I assess that it is the responsibility of a library writer not to rely on a
bug to make their library work. Blaming the user for failing to work around a
bug in the library is just evil.
There is application code which relies on a JVM bug (namely a violation
of the JLS by JDK 1.4 and previous) for proper operation with EnumUtils,
but it is hardly the fault of EnumUtils or the source code in
common-langs. They _could_ embed a workaround (forcing initialization

Of course it is their fault. They intentionally relied on behavior that
violated the Java spec to make their library work. What did they *think*
would happen when the bug was fixed, hm?
from within EnumUtils) just to tolerate nominally invalid code, but they
do not, mostly because the workaround is expensive (it involves
reflection, and must be performed at each call) and the EnumUtils method
are supposed to be highly efficient.

So that excuses relying on a bug to make the library work?

I am incredulous that you would support such a ridiculous practice.
One could point out that the lack of an efficient class initialization
method (that is, a method which is inexpensive when the class turns
out to have already been initialized) is a deficiency of Java and
should be corrected. Actually, one did point out:
http://bugs.sun.com/bugdatabase/view_bug.do?bug_id=4993813
It is a RFE since early 2004. The irksome part is that the JVM must have
such a method somewhere (I know mine has), it is only a matter of making
it public.

That has nothing to do with commons-lang intentionally using a bug to support
its Enum functionality.
Besides, since JDK 1.4 and previous have the abovementioned violation
(simply using X.class causes initialization of class X), and JDK 5 and
newer have a built-in, better integrated enum facilities, then the point
becomes mooter and mooter.

So does that mean it's all right to code to a bug just because it happens to
be there? What about non-Sun implementations of Java? Can we count on all
implementations not to follow the specification?

And just because Java 5 has 'enum' doesn't mean that a good library of
type-safe enumerations wouldn't be useful. For example, there's a lot of code
that has to serialize and deserialize to pre-Java 5 applications still, and
that code can't really use Java enums yet.
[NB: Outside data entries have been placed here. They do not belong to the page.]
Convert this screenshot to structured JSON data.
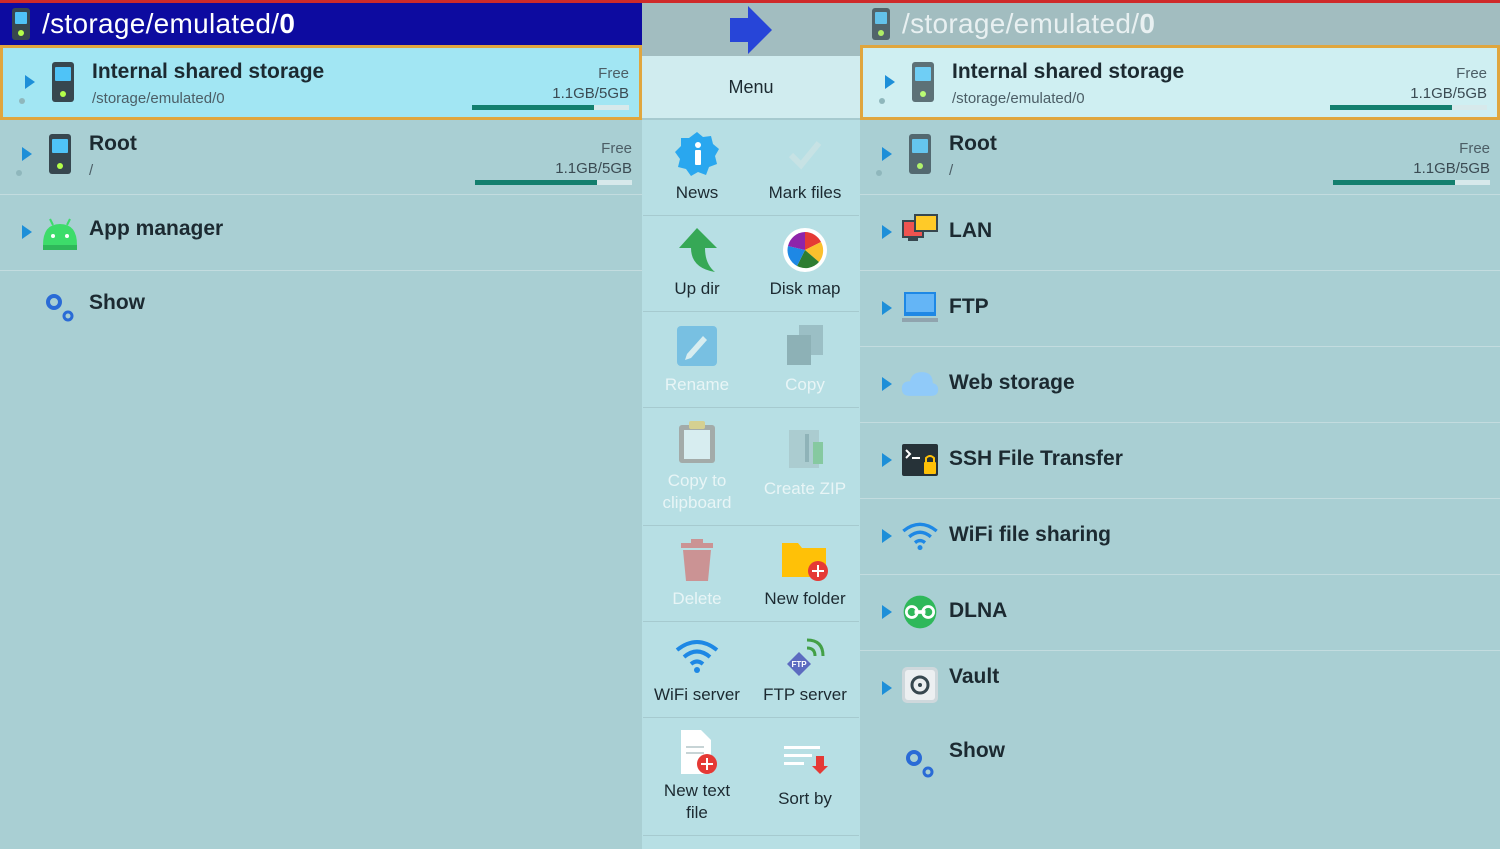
{
  "left_pane": {
    "header": {
      "path_prefix": "/storage/emulated/",
      "path_last": "0"
    },
    "items": [
      {
        "title": "Internal shared storage",
        "subtitle": "/storage/emulated/0",
        "free_label": "Free",
        "free_size": "1.1GB/5GB",
        "usage_fraction": 0.78
      },
      {
        "title": "Root",
        "subtitle": "/",
        "free_label": "Free",
        "free_size": "1.1GB/5GB",
        "usage_fraction": 0.78
      },
      {
        "title": "App manager"
      },
      {
        "title": "Show"
      }
    ]
  },
  "menu": {
    "title": "Menu",
    "items": [
      {
        "label": "News",
        "icon": "info-icon",
        "enabled": true
      },
      {
        "label": "Mark files",
        "icon": "checkmark-icon",
        "enabled": true
      },
      {
        "label": "Up dir",
        "icon": "up-arrow-icon",
        "enabled": true
      },
      {
        "label": "Disk map",
        "icon": "pie-chart-icon",
        "enabled": true
      },
      {
        "label": "Rename",
        "icon": "pencil-icon",
        "enabled": false
      },
      {
        "label": "Copy",
        "icon": "copy-icon",
        "enabled": false
      },
      {
        "label": "Copy to clipboard",
        "icon": "clipboard-icon",
        "enabled": false
      },
      {
        "label": "Create ZIP",
        "icon": "zip-icon",
        "enabled": false
      },
      {
        "label": "Delete",
        "icon": "trash-icon",
        "enabled": false
      },
      {
        "label": "New folder",
        "icon": "new-folder-icon",
        "enabled": true
      },
      {
        "label": "WiFi server",
        "icon": "wifi-icon",
        "enabled": true
      },
      {
        "label": "FTP server",
        "icon": "ftp-icon",
        "enabled": true
      },
      {
        "label": "New text file",
        "icon": "new-file-icon",
        "enabled": true
      },
      {
        "label": "Sort by",
        "icon": "sort-icon",
        "enabled": true
      }
    ]
  },
  "right_pane": {
    "header": {
      "path_prefix": "/storage/emulated/",
      "path_last": "0"
    },
    "items": [
      {
        "title": "Internal shared storage",
        "subtitle": "/storage/emulated/0",
        "free_label": "Free",
        "free_size": "1.1GB/5GB",
        "usage_fraction": 0.78
      },
      {
        "title": "Root",
        "subtitle": "/",
        "free_label": "Free",
        "free_size": "1.1GB/5GB",
        "usage_fraction": 0.78
      },
      {
        "title": "LAN"
      },
      {
        "title": "FTP"
      },
      {
        "title": "Web storage"
      },
      {
        "title": "SSH File Transfer"
      },
      {
        "title": "WiFi file sharing"
      },
      {
        "title": "DLNA"
      },
      {
        "title": "Vault"
      },
      {
        "title": "Show"
      }
    ]
  },
  "colors": {
    "accent_blue": "#1d8fd8",
    "selection_border": "#e0a63e",
    "active_header": "#0d0ba0",
    "usage_bar": "#137f6e"
  }
}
Furthermore, some of the
complaints people have about Java enums are best handled by using another,
non-built-in enumeration type such as the commons-lang Enum, were it not for
the bug.

I am shocked and amazed that anyone would think that intentionally using a bug
to make one's code work is a good practice or in any way defensible.
 
L

Lew

Thomas said:
You are the one who wants to lay blame and distribute good or bad
points. That is only programming, but you want to make it a moral issue.
At least try to do it properly, and lay blame on who deserves it (and
not who just committed the capital sin of displeasing you).

I'm just expressing an opinion and labeling it as my own personal reaction.
You're the one labeling it "capital sin".
 
A

Arne Vajhøj

Thomas said:
Their library works without relying on any bug. Some external code relies
on the bug, and just happens to get caught when using their library.
When you feed a null reference to a standard JDK class which reacts
by throwing a NullPointerException, is this a bug of the standard JDK
class, or of the code which calls it incorrectly ?

Same here. EnumUtils expects an initialized class. Some application code
feeds it an uninitialized class. And things break.

What does the docs say?

"class" or "class that must be initialized" ?

First => lib issue

Second => app issue

Arne
 
A

Arne Vajhøj

Lew said:
<http://commons.apache.org/lang/api-release/org/apache/commons/lang/enums/EnumUtils.html>

Every method takes a 'Class' argument about which the method docs all say:

Nowhere do the docs suggest that the class must be initialized first.

Then I will consider it a bug in the lib.

They can pick whether they consider it a bug in the docs or a bug in
the code.

But if an argument is specified to be Class with no special
notes then people expect that Foobar.class is valid no matter
whether a Foobar has been instantiated or not.